Facial recognition is one of the hottest topics today and not just because it offers easy smartphone authentication. Companies and authorities believe it can make a difference in the surveillance industry.
However, the technology is not flawless, being criticized for giving false positives. Now, one report from the South Wales Police is bound to add fuel to the fire.
Out of 2,470 initial matches from the face recognition trial held at the 2017 Champions League final, 2,297 of them were false positive!
That means that the South Wales Police wrongly identified 92% of the people and flagged them as suspicious. Fortunately, the Police made no arrests, so no one was actually taken into custody based on flawed facial recognition.
According to the authorities, the false flags can be blamed on poor quality images and an under-developed technology. They insisted on pointing out that they had used facial recognition previously and made 2,000 positive ID matches in 9 months.

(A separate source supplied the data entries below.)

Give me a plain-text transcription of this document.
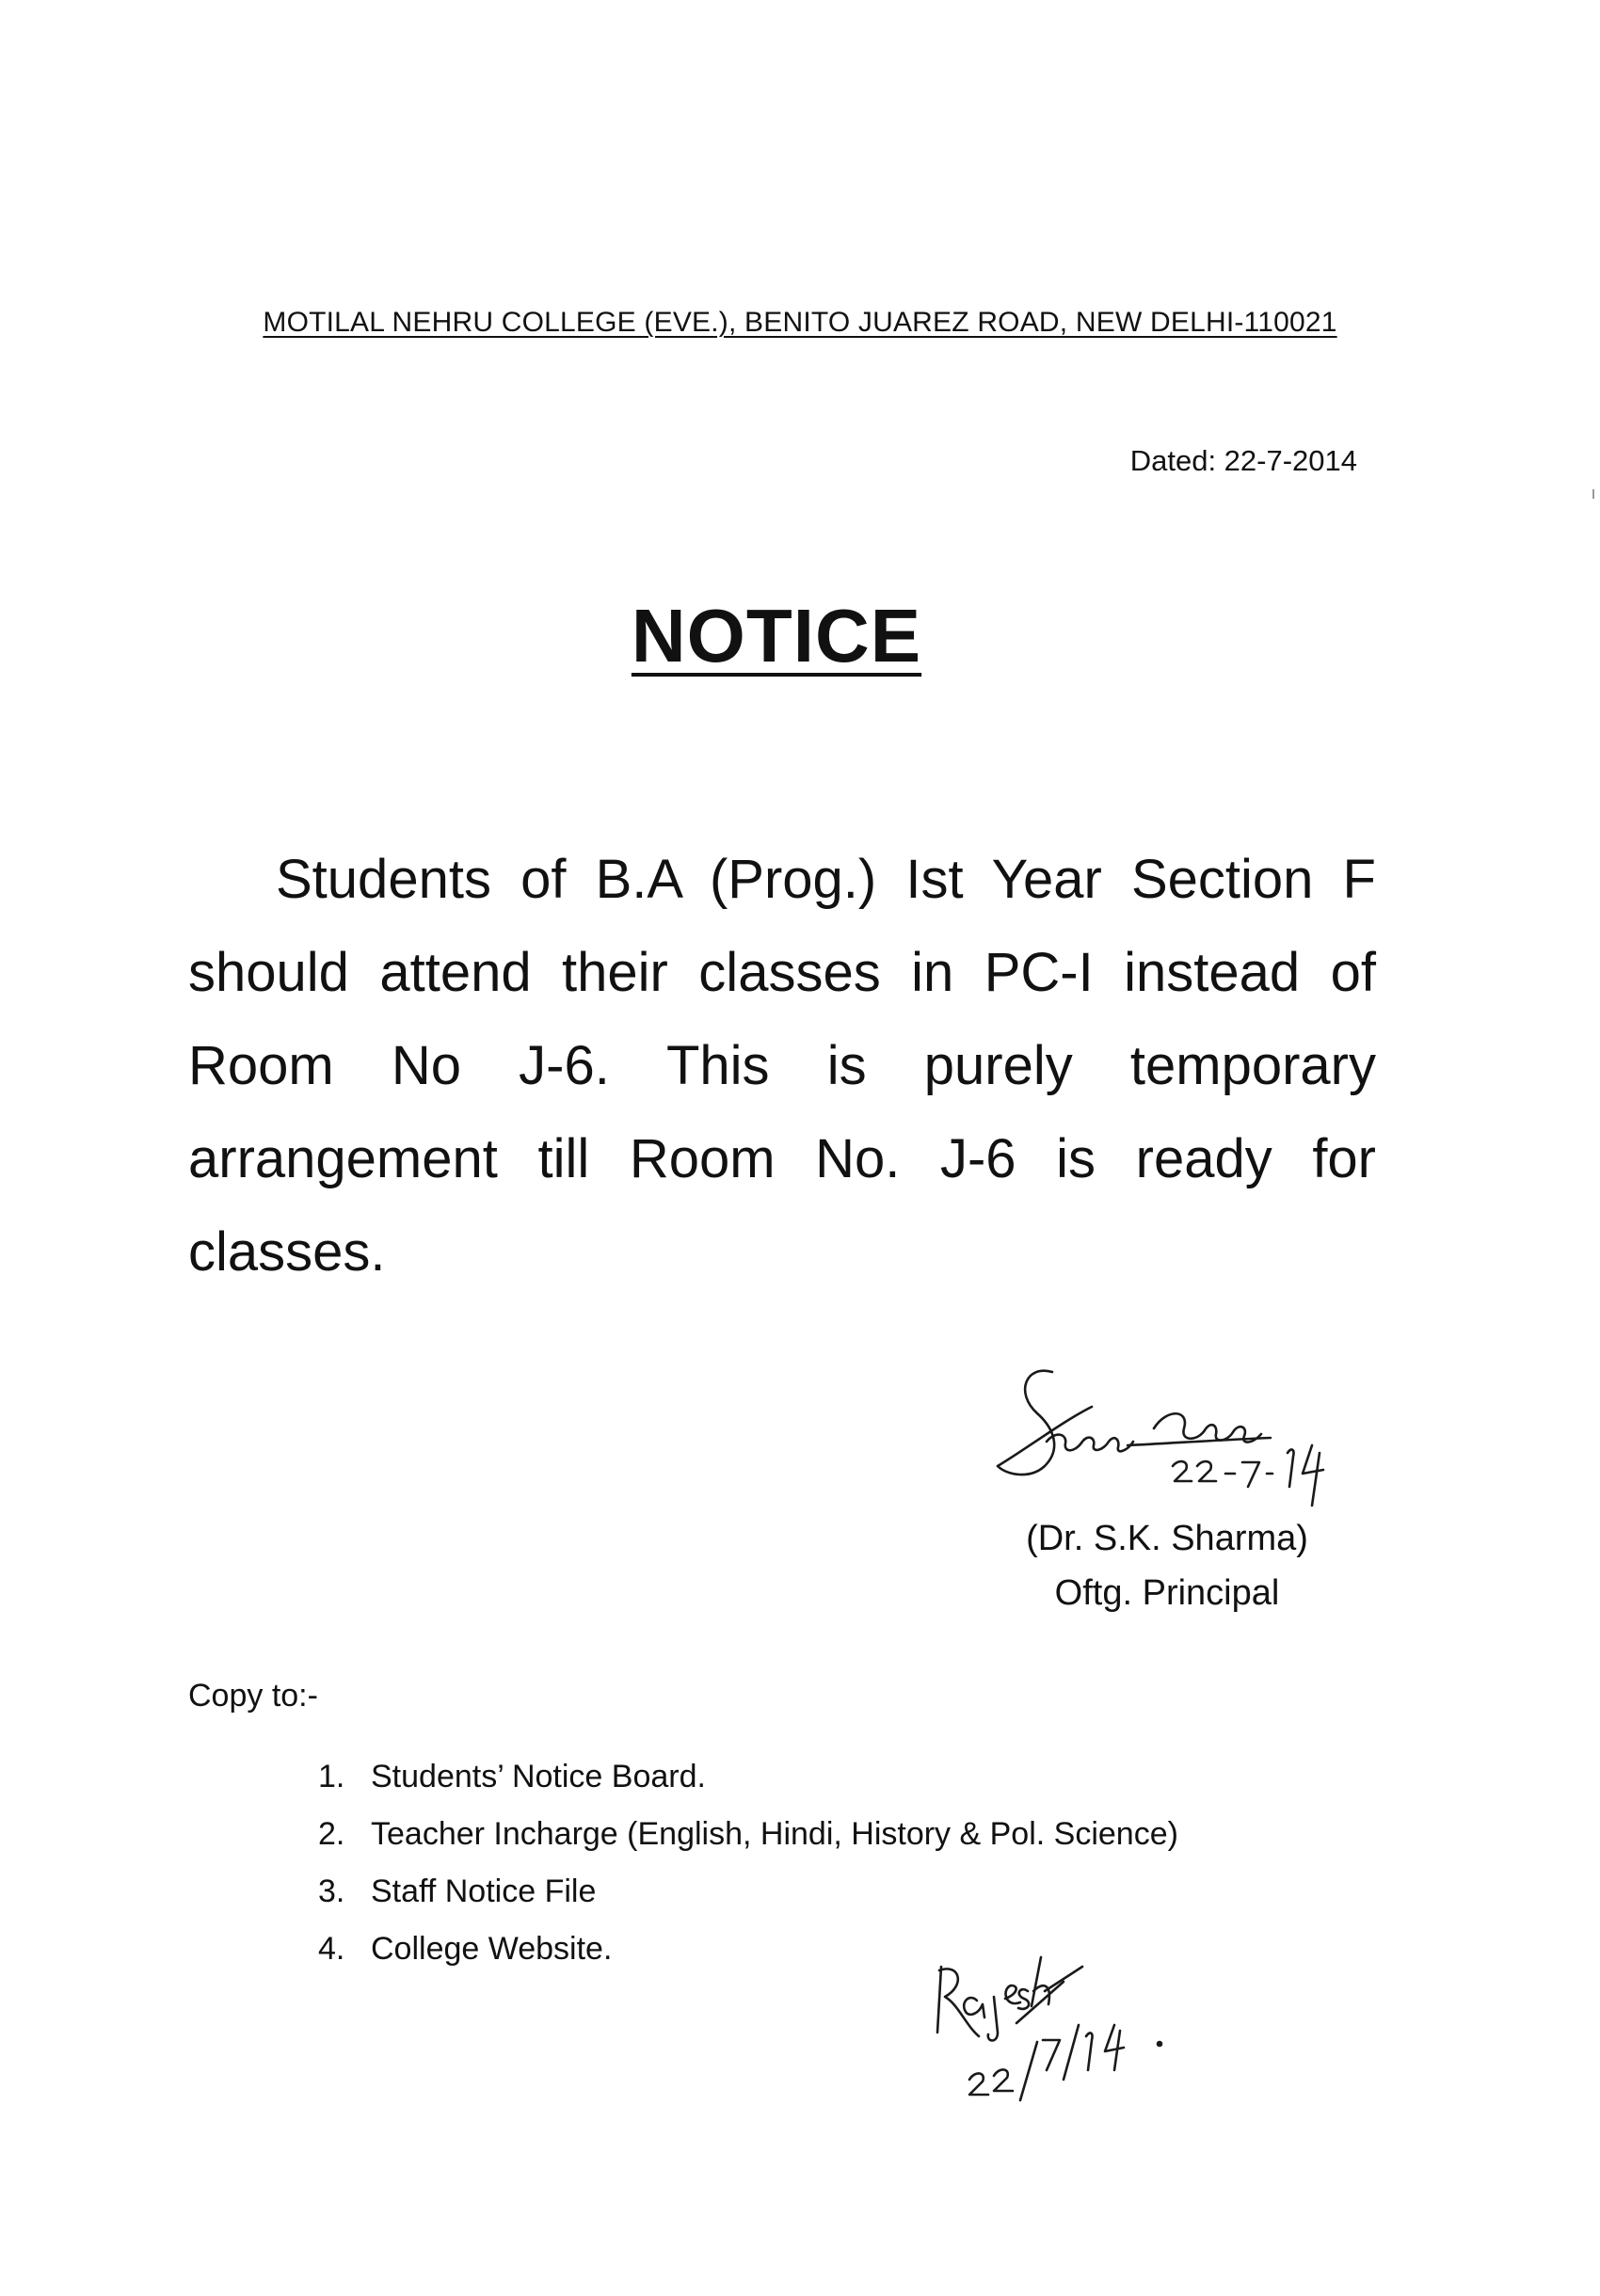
MOTILAL NEHRU COLLEGE (EVE.), BENITO JUAREZ ROAD, NEW DELHI-110021
Dated: 22-7-2014
NOTICE
Students of B.A (Prog.) Ist Year Section F should attend their classes in PC-I instead of Room No J-6. This is purely temporary arrangement till Room No. J-6 is ready for classes.
(Dr. S.K. Sharma)
Oftg. Principal
Copy to:-
1. Students’ Notice Board.
2. Teacher Incharge (English, Hindi, History & Pol. Science)
3. Staff Notice File
4. College Website.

In that period of time, police officers made 450 arrests, with not a single person mistakenly taken into custody.
The system used in South Wales relies on interpreting live feeds from CCTV cameras:
“AFR ‘Identity’ allows officers to load images of persons of interest and compare them against our 500,000 custody images to see if there is a possible match on identification.
AFR ‘Locate’ is a real time solution which utilises live feeds from CCTV typed cameras based either at specific, fixed locations or cameras secured to the top of one of our vehicle fleet to locate persons on prescribed watch lists.”
In any case, the South Wales Police reassured the public that their information was in safe hands and that people flagged by facial recognition would not be treated automatically like criminals:
“Throughout the trial South Wales Police has been very cognisant of concerns about privacy and we have built in checks and balances into our methodology to make sure our approach is justified and balanced”.
Meanwhile, in China, officers already have sunglasses with facial recognition and private companies are combining blockchain with facial recognition for chickens. Yes, you read that right! China’s taking the lead these days.